What Is the Digital Dirham?

The Digital Dirham is the UAE’s official digital currency issued by the Central Bank, not a cryptocurrency, but a highly secure, government-backed digital version of the dirham.

It’s being rolled out under the Financial Infrastructure Transformation (FIT) Programme, which aims to modernise the UAE’s payment systems and move the country toward a fully integrated digital economy.

Why the First Government Transaction Matters

Completing the first real transaction shows that:

  • The technology works in real-world conditions
  • Government systems across the UAE are technically integrated
  • Settlements can happen faster, more securely, and with full transparency
  • The UAE is serious about becoming a global leader in digital finance

The transaction was processed in under two minutes via the mBridge platform, a multi-CBDC settlement system that allows instant government-to-government payments without intermediaries.

How the Digital Dirham System Works

The transaction was executed through mBridge, a platform built for settling payments using different central bank digital currencies.

With mBridge + the Digital Dirham, UAE government entities can:

  • Issue and receive digital payments instantly
  • Settle financial transactions directly with the Central Bank
  • Reduce costs and eliminate intermediaries
  • Improve accuracy and prevent delays
  • Increase transparency across all government financial operations

This system is now fully integrated with the UAE’s Digital Dirham pilot phase.

Why the Digital Dirham Is the Future

Here’s what this milestone means for the years ahead:

1. Faster, cheaper, and more secure payments

Digital settlements replace traditional bank transfers, making transactions nearly instantaneous.

2. A fully digital government finance ecosystem

Federal and local entities will eventually transact fully in Digital Dirham — ensuring accuracy, automation, and better auditing.

3. A foundation for private-sector adoption

Once government systems scale, businesses will follow.
Expect quicker payroll, supplier payments, and cross-border settlement.

4. A competitive edge for the UAE

By being among the first nations to launch a working CBDC, the UAE positions itself as a global leader in fintech innovation.

5. A step toward a fully integrated digital economy

This aligns with the nation’s long-term vision: A smart, cash-free, fully digital financial ecosystem.

What Leaders Are Saying

UAE leaders have framed this as a historic milestone:

A pillar of the UAE’s digital economy

Sheikh Mansour bin Zayed said the Digital Dirham is a strategic pillar in building an integrated digital economy and strengthening the UAE’s role as a global financial hub.
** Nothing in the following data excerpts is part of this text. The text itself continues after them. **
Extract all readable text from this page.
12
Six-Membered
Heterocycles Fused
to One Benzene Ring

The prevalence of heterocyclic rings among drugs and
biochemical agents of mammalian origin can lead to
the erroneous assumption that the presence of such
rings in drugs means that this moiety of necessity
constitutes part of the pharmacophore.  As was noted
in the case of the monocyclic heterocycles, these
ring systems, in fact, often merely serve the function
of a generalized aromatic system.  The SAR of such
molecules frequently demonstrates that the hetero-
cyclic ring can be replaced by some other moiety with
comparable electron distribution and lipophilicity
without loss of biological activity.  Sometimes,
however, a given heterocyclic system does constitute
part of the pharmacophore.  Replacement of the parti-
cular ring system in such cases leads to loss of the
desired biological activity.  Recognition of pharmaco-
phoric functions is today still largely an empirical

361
A leap in financial efficiency

Sheikh Maktoum bin Mohammed said using the Digital Dirham in government payments boosts transparency, efficiency, and integration across the public financial ecosystem.

A global confidence booster

Central Bank Governor Khaled Mohamed Balama emphasised that this milestone reinforces the UAE’s leadership in next-generation financial innovation and advanced payment systems.

Future Currency

The first Digital Dirham government transaction is more than a pilot test — it’s the beginning of a new era of how money will move in the UAE.

With faster settlements, stronger security, and unified digital infrastructure, the Digital Dirham is on track to become the country’s future currency and transform how the government, businesses, and eventually consumers transact.